En medio de todo esto, el presidente Mulino ha sacado un comunicado llamando a la calma y recordándonos la importancia de la unidad nacional frente a declaraciones provocadoras. Hay que reconocerle el intento, porque al menos alguien tuvo la lucidez de recordar que una respuesta coordinada y estratégica es más efectiva que el caos. Sin embargo, el comunicado también es un recordatorio de que las palabras, aunque necesarias, no bastan si no están respaldadas por acción real y contundente.
Aquí viene la pregunta incómoda, la que nadie quiere hacerse cuando el pecho está hinchado de patriotismo barato: ¿cuántos de los que gritan hoy por la soberanía estarían dispuestos a derramar su sangre por ella? Más aún, ¿quién aceptaría ver morir a sus hijos por defender la patria? Porque, querido lector, si no estamos dispuestos a poner la sangre donde ponemos la boca, tal vez sea hora de reevaluar nuestras prioridades y preguntarnos quién —o quiénes— van a defendernos cuando el golpe real llegue. ¿Quién anhela que su hijo o hija sea el próximo Ascanio? Siento ser yo quien les diga que Panamá no tiene ejército y que la neutralidad se la suelen pasar por el forro de la entrepierna aquellos que son más fuertes y que el resto del mundo suele mirar hacia otro lado cuando ganan lo suficiente vendiendo armas para que los involucrados resuelvan sus diferencias.
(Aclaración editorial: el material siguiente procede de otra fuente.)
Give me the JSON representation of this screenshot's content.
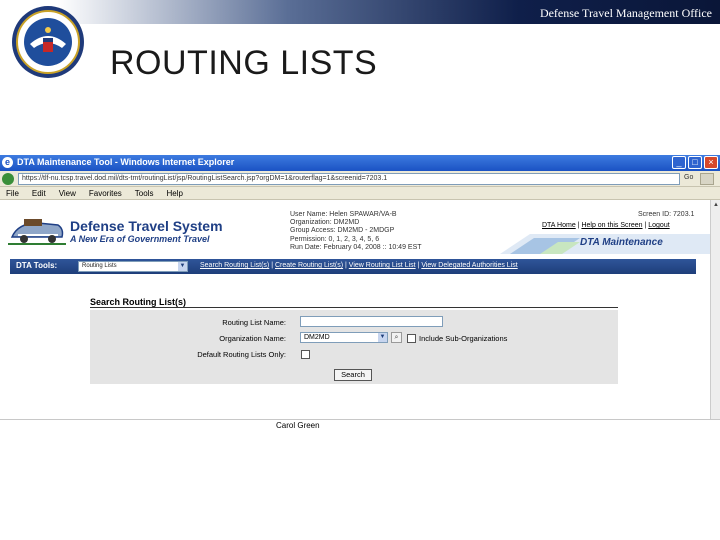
{
  "slide": {
    "org": "Defense Travel Management Office",
    "title": "ROUTING LISTS",
    "footer": "Carol Green"
  },
  "browser": {
    "window_title": "DTA Maintenance Tool - Windows Internet Explorer",
    "address": "https://tlf-nu.tcsp.travel.dod.mil/dts-tmt/routingList/jsp/RoutingListSearch.jsp?orgDM=1&routerflag=1&screenid=7203.1",
    "go": "Go",
    "menu": [
      "File",
      "Edit",
      "View",
      "Favorites",
      "Tools",
      "Help"
    ]
  },
  "dts": {
    "title": "Defense Travel System",
    "tagline": "A New Era of Government Travel",
    "user_lines": [
      "User Name: Helen SPAWAR/VA-B",
      "Organization: DM2MD",
      "Group Access: DM2MD - 2MDGP",
      "Permission: 0, 1, 2, 3, 4, 5, 6",
      "Run Date: February 04, 2008 :: 10:49 EST"
    ],
    "screen_id": "Screen ID: 7203.1",
    "links": [
      "DTA Home",
      "Help on this Screen",
      "Logout"
    ],
    "banner": "DTA Maintenance",
    "tools_label": "DTA Tools:",
    "tools_selected": "Routing Lists",
    "tools_links": [
      "Search Routing List(s)",
      "Create Routing List(s)",
      "View Routing List List",
      "View Delegated Authorities List"
    ]
  },
  "search": {
    "title": "Search Routing List(s)",
    "name_label": "Routing List Name:",
    "name_value": "",
    "org_label": "Organization Name:",
    "org_value": "DM2MD",
    "include_label": "Include Sub-Organizations",
    "default_label": "Default Routing Lists Only:",
    "button": "Search"
  },
  "colors": {
    "navy": "#1f3f85",
    "toolbar": "#2f5599",
    "panel": "#e4e4e4"
  }
}
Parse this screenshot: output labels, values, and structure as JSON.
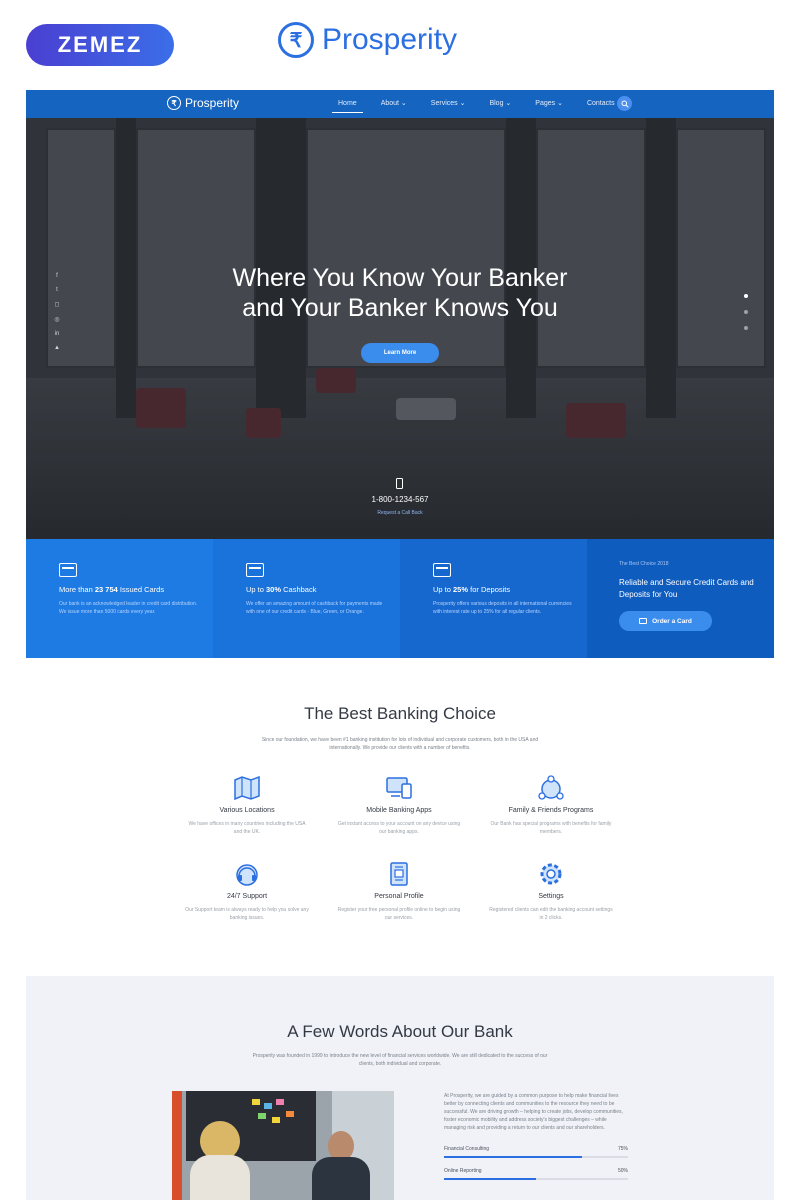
{
  "top": {
    "zemez": "ZEMEZ",
    "brand": "Prosperity"
  },
  "nav": {
    "logo": "Prosperity",
    "items": [
      "Home",
      "About ⌄",
      "Services ⌄",
      "Blog ⌄",
      "Pages ⌄",
      "Contacts"
    ]
  },
  "hero": {
    "title_line1": "Where You Know Your Banker",
    "title_line2": "and Your Banker Knows You",
    "button": "Learn More",
    "phone": "1-800-1234-567",
    "callback": "Request a Call Back",
    "social_icons": [
      "facebook-icon",
      "twitter-icon",
      "instagram-icon",
      "messenger-icon",
      "linkedin-icon",
      "snapchat-icon"
    ]
  },
  "features": [
    {
      "title_pre": "More than ",
      "title_bold": "23 754",
      "title_post": " Issued Cards",
      "text": "Our bank is an acknowledged leader in credit card distribution. We issue more than 5000 cards every year.",
      "bg": "#1e7be3"
    },
    {
      "title_pre": "Up to ",
      "title_bold": "30%",
      "title_post": " Cashback",
      "text": "We offer an amazing amount of cashback for payments made with one of our credit cards - Blue, Green, or Orange.",
      "bg": "#1a72db"
    },
    {
      "title_pre": "Up to ",
      "title_bold": "25%",
      "title_post": " for Deposits",
      "text": "Prosperity offers various deposits in all international currencies with interest rate up to 25% for all regular clients.",
      "bg": "#1668cf"
    }
  ],
  "card_offer": {
    "small": "The Best Choice 2018",
    "headline": "Reliable and Secure Credit Cards and Deposits for You",
    "button": "Order a Card",
    "bg": "#0f5cbf"
  },
  "best": {
    "title": "The Best Banking Choice",
    "subtitle": "Since our foundation, we have been #1 banking institution for lots of individual and corporate customers, both in the USA and internationally. We provide our clients with a number of benefits.",
    "items": [
      {
        "title": "Various Locations",
        "text": "We have offices in many countries including the USA and the UK."
      },
      {
        "title": "Mobile Banking Apps",
        "text": "Get instant access to your account on any device using our banking apps."
      },
      {
        "title": "Family & Friends Programs",
        "text": "Our Bank has special programs with benefits for family members."
      },
      {
        "title": "24/7 Support",
        "text": "Our Support team is always ready to help you solve any banking issues."
      },
      {
        "title": "Personal Profile",
        "text": "Register your free personal profile online to begin using our services."
      },
      {
        "title": "Settings",
        "text": "Registered clients can edit the banking account settings in 2 clicks."
      }
    ]
  },
  "about": {
    "title": "A Few Words About Our Bank",
    "subtitle": "Prosperity was founded in 1999 to introduce the new level of financial services worldwide. We are still dedicated to the success of our clients, both individual and corporate.",
    "text": "At Prosperity, we are guided by a common purpose to help make financial lives better by connecting clients and communities to the resource they need to be successful. We are driving growth – helping to create jobs, develop communities, foster economic mobility and address society's biggest challenges – while managing risk and providing a return to our clients and our shareholders.",
    "bars": [
      {
        "label": "Financial Consulting",
        "value": "75%",
        "fraction": 0.75
      },
      {
        "label": "Online Reporting",
        "value": "50%",
        "fraction": 0.5
      }
    ]
  },
  "colors": {
    "accent": "#2c6fe0",
    "nav": "#1565c0",
    "button": "#3b8ded"
  }
}
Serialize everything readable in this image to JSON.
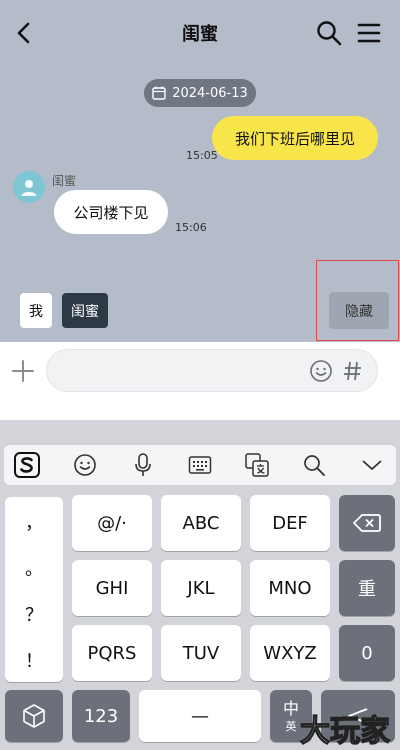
{
  "header": {
    "title": "闺蜜"
  },
  "chat": {
    "date": "2024-06-13",
    "messages": [
      {
        "side": "right",
        "text": "我们下班后哪里见",
        "time": "15:05"
      },
      {
        "side": "left",
        "sender": "闺蜜",
        "text": "公司楼下见",
        "time": "15:06"
      }
    ],
    "roles": {
      "me": "我",
      "friend": "闺蜜"
    },
    "hide_label": "隐藏"
  },
  "input": {
    "placeholder": ""
  },
  "keyboard": {
    "punct": [
      "，",
      "。",
      "？",
      "！"
    ],
    "row1": [
      "@/·",
      "ABC",
      "DEF"
    ],
    "row2": [
      "GHI",
      "JKL",
      "MNO"
    ],
    "row3": [
      "PQRS",
      "TUV",
      "WXYZ"
    ],
    "right_col": {
      "delete": "⌫",
      "reenter": "重",
      "zero": "0"
    },
    "bottom": {
      "numbers": "123",
      "space": "—",
      "lang_top": "中",
      "lang_bottom": "英"
    }
  },
  "watermark": "大玩家",
  "colors": {
    "chat_bg": "#b3bcc8",
    "my_bubble": "#f8e54a",
    "friend_bubble": "#ffffff",
    "date_pill": "#6f7783",
    "avatar": "#7fc6d4",
    "role_selected": "#2d3944",
    "highlight_outline": "#e14b4b"
  },
  "icons": {
    "back": "chevron-left-icon",
    "search": "search-icon",
    "menu": "menu-icon",
    "calendar": "calendar-icon",
    "avatar": "person-icon",
    "plus": "plus-icon",
    "emoji": "smiley-icon",
    "hash": "hash-icon",
    "sogou": "sogou-logo-icon",
    "voice": "microphone-icon",
    "keyboard": "keyboard-icon",
    "translate": "translate-icon",
    "collapse": "chevron-down-icon"
  }
}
Es fácil ondear una bandera y decir “¡Por mi patria!”, gritar “¡Soberanía!” y desempolvar la gloria de los Tratados Torrijos-Carter, pero la defensa de un país no es un acto simbólico ni una frase bonita para el discurso del 3 de noviembre. Es sacrificio, esfuerzo, organización y, sí, en los casos extremos, sangre. ¿Estamos listos para eso? Si la respuesta es no, entonces pensemos, ¿qué estamos haciendo para proteger nuestra soberanía más allá de indignarnos en X? Porque de discursos vacíos ya estamos llenos, y la patria no se defiende con palabras, sino con estrategias claras y acción diplomática contundente. Las verdaderas batallas no se ganan con indignación.
Trump nos mostró cómo se juega de verdad y en ese juego todavía estamos en pañales. Él golpeó la mesa, las cucarachas corrieron y muchos cayeron como moscas en su trampa. Ahora queda decidir si seguimos siendo las cucarachas que reaccionan al golpe, o si por una vez en la vida nos adelantamos al movimiento y hacemos lo que él menos espera: pensar antes de actuar.
El gringo nos recordó que el tablero es global y que, como siempre, los países pequeños como el nuestro son las fichas más fáciles de mover. La pregunta es: ¿seguiremos jugando este juego sin comprender sus reglas, o estamos listos para cambiar nuestra estrategia? La soberanía no es solo un derecho, es una responsabilidad. Y mientras sigamos actuando como moscas atrapadas en un juego ajeno, no seremos dueños de nada.